- IATA: none; ICAO: none; FAA LID: 4MO;

Summary
- Airport type: Private
- Owner: Howard Wehrman
- Serves: Montgomery City, Missouri
- Elevation AMSL: 778 ft / 237 m
- Coordinates: 39°00′46″N 091°25′10″W﻿ / ﻿39.01278°N 91.41944°W
- Interactive map of Montgomery-Wehrman Airport

Runways
| Direction | Length |  | Surface |
| ft | m |
| 3/21 | 2,360 | 719 | Turf/gravel |

Statistics (2010)
- Aircraft operations: 990
- Based aircraft: 5
- Sources: FAA, Missouri DOT

= Montgomery-Wehrman Airport =

Montgomery-Wehrman Airport is a privately owned airport located four nautical miles (5 mi, 7 km) northeast of the central business district of Montgomery City, in Montgomery County, Missouri, United States.

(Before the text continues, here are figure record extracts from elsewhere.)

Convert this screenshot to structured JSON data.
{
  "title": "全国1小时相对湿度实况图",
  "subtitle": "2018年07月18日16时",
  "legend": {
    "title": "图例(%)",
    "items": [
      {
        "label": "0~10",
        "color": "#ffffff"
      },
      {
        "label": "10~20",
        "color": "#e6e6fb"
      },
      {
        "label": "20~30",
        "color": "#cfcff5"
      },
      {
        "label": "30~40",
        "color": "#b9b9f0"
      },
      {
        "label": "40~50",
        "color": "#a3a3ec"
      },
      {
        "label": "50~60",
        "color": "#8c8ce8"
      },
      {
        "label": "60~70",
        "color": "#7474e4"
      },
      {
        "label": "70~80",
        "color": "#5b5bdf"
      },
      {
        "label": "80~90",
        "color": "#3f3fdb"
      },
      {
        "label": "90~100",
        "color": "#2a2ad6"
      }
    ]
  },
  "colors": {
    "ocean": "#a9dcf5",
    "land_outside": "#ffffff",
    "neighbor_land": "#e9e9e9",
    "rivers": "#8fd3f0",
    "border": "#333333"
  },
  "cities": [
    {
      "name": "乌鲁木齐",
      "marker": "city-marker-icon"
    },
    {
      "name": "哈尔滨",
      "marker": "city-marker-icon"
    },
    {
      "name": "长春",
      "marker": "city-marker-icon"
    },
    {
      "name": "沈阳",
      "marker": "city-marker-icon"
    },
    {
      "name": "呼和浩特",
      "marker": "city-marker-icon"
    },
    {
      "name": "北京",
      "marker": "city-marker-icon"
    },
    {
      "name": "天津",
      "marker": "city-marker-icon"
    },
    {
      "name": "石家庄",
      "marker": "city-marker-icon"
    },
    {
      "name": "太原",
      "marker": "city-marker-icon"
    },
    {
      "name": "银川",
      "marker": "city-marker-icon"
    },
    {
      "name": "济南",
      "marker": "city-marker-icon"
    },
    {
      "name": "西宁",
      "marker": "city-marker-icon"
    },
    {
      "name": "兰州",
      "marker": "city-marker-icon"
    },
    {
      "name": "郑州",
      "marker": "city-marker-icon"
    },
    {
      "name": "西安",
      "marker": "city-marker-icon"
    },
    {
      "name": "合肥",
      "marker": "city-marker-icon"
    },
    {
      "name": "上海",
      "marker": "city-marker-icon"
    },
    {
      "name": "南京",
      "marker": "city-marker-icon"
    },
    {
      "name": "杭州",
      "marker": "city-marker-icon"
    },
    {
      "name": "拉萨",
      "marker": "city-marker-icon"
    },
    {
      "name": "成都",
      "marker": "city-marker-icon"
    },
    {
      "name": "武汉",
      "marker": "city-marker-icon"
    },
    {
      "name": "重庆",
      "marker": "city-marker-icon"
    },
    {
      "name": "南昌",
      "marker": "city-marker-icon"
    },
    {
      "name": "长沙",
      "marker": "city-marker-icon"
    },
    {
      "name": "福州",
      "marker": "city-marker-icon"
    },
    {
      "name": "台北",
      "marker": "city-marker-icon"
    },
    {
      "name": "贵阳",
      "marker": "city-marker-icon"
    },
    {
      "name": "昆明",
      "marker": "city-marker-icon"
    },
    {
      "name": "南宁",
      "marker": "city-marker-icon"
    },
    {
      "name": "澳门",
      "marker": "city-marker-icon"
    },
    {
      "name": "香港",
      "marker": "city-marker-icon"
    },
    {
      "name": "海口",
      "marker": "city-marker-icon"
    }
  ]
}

== Facilities and aircraft ==
Montgomery-Wehrman Airport covers an area of 11 acres (4 ha) at an elevation of 778 feet (237 m) above mean sea level. It has one runway designated 3/21 with a turf and gravel surface measuring 2,360 by 75 feet (719 x 23 m).

For the 12-month period ending January 31, 2010, the airport had 990 aircraft operations, an average of 82 per month: 93% general aviation and 7% air taxi. At that time there were five aircraft based at this airport, all single-engine.